Lesermeinung: Umbenennung der Arthur-Scheunert-Allee?
Zur Vergangenheit des Ex-Ernährungsinstituts-Chefs
Stand:
Zu „’Verbrechen gegen die Menschlichkeit’ – Der Historiker Roland Thimme über die NS-Vergangenheit des Ernährungsforschers Carl Arthur Scheunert– dem Mitbegründer des Ernährungsforschungsinstituts in Rehbrücke.“
In den Potsdamer Neuesten Nachrichten vom Freitag, dem 2. März 2012, wurde ein Artikel mit dem Thema „Verbrechen gegen die Menschlichkeit“ veröffentlicht, der sich auf ein Interview mit dem Historiker Roland Thimme bezieht. Von diesem wird u. a. angeregt, den Namen „Arthur-Scheunert-Allee“ von den Straßenschildern im Ortsteil Rehbrücke zu streichen. Es geht dabei um Carl Arthur Scheunert, der im Jahre 1948 an das 1947 gegründete „Institut für Ernährung und Verpflegungswissenschaften“ im damaligen Potsdam-Rehbrücke kam und von 1951 bis 1957 dessen Direktor war. Als langjährige ehemalige Mitarbeiter und spätere wissenschaftliche Bereichsleiter am „Institut für Ernährung“, die zeitweilig noch unter Prof. Scheunerts persönlicher Anleitung gearbeitet haben, fühlen wir uns verpflichtet, zu diesem Artikel einige kritische Bemerkungen zu machen.

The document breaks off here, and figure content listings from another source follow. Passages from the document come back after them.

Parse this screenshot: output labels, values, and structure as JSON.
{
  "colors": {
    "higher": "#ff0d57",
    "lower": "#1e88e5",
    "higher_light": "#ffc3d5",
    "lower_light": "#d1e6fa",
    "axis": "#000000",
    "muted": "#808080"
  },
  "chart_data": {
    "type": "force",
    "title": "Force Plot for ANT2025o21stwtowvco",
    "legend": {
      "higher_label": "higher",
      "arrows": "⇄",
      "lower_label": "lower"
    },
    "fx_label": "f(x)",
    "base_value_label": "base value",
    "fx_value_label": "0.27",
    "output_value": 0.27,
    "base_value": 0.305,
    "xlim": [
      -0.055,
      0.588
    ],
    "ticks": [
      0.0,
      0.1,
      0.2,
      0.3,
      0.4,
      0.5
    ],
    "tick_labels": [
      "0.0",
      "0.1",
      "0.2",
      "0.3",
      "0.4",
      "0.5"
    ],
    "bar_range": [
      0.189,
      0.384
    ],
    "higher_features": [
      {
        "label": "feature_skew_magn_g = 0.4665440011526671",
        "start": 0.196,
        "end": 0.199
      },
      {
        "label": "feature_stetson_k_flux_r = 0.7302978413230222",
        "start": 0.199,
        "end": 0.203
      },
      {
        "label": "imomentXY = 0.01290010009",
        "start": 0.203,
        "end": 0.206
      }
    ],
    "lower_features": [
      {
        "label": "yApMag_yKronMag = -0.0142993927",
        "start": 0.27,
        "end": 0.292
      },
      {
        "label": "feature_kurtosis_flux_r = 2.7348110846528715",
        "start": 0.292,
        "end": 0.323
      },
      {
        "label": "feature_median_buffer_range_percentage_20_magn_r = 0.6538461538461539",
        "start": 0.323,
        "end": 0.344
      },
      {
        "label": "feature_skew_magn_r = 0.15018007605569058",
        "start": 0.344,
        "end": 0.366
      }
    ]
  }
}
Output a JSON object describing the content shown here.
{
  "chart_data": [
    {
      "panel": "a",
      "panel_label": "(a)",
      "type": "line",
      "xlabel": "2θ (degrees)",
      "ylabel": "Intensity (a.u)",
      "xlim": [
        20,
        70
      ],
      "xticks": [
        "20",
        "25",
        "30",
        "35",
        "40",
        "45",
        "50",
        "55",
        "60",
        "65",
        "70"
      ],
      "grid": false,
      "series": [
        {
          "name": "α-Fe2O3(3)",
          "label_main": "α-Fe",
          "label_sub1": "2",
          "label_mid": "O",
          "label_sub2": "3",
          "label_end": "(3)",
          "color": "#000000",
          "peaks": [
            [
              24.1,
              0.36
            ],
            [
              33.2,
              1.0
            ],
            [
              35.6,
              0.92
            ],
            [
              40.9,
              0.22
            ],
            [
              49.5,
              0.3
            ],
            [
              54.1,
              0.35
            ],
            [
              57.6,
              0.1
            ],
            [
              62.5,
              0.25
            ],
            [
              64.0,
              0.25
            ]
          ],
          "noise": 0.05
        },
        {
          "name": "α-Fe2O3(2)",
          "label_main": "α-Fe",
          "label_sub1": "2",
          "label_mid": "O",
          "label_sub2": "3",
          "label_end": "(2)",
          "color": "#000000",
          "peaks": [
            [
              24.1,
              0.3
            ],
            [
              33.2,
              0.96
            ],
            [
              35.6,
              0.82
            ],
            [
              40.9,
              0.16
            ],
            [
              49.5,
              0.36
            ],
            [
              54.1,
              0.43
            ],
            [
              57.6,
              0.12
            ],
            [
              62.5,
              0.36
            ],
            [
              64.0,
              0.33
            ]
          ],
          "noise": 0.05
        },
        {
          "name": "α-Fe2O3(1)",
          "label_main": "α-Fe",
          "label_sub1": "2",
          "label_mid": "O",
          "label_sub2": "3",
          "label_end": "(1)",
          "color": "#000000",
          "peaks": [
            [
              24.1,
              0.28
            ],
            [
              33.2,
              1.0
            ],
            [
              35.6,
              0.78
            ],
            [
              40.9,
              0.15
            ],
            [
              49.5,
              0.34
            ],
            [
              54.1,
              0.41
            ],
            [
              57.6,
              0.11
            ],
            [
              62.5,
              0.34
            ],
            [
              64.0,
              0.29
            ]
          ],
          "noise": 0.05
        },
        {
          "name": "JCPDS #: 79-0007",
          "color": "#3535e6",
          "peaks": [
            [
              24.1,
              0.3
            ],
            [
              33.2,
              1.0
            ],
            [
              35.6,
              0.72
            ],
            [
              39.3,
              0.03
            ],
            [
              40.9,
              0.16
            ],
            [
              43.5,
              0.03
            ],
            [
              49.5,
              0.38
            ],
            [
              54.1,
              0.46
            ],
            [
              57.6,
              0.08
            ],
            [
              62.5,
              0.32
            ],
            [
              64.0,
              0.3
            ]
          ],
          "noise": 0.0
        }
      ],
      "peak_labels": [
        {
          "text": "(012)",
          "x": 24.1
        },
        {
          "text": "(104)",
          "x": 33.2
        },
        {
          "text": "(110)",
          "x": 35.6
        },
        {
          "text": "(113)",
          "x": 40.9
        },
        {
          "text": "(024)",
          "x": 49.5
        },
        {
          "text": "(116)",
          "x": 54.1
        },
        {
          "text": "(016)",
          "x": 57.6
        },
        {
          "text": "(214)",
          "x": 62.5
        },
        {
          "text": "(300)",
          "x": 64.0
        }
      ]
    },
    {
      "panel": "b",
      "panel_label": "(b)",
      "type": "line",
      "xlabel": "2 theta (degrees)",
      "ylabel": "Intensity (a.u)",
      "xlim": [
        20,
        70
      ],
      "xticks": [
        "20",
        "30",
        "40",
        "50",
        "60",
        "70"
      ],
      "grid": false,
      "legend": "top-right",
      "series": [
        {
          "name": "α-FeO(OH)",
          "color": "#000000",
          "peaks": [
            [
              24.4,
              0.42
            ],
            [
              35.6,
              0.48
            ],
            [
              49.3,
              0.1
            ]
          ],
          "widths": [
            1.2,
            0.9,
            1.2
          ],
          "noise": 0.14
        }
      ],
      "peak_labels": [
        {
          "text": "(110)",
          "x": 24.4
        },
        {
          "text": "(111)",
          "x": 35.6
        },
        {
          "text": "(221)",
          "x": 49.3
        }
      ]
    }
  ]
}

Zunächst wäre zu sagen, dass seinerzeit sämtliche Mitarbeiter des Institutes voll und ganz hinter ihrem damaligen Chef standen. Als solcher war er nicht nur den Wissenschaftlern, sondern auch den Assistenten, Laboranten, Haus-Handwerkern, Kraftfahrern und Putzfrauen ein verständnisvoller Vorgesetzter, zu dem wirklich ein jeder - selbst mit privaten Sorgen – kommen konnte. Und wir engeren Mitarbeiter waren – wie wir ihn kannten – überzeugt davon, dass es Scheunert bei seiner Forschungstätigkeit nicht um irgendwelche taktischen Erwägungen oder einen persönlichen Vorteil, sondern um eine Verbesserung der Gesundheit unserer Bevölkerung durch optimale Ernährung ging. Dies war gerade in den Hungerjahren nach dem Krieg von grundlegender Bedeutung für die unter Mangelernährung leidende Bevölkerung.
Selbst sein Vorgänger Prof. Ziegelmayer fühlte sich diesen Maximen verpflichtet, obgleich er „in der NS-Zeit Kopf der deutschen Militär- und Gemeinschaftsverpflegung war“ (wie es in dem Artikel heißt). Zu allen Zeiten und in allen Ländern wurden nun mal Ernährungsfragen auch im Zusammenhang mit militärischen Überlegungen erörtert. Selbst die Alten Römer haben sich seinerzeit sehr um die Ernährung ihrer Soldaten gekümmert, was ihnen manch ein neunmal Kluger aus heutiger Sicht vorwerfen mag.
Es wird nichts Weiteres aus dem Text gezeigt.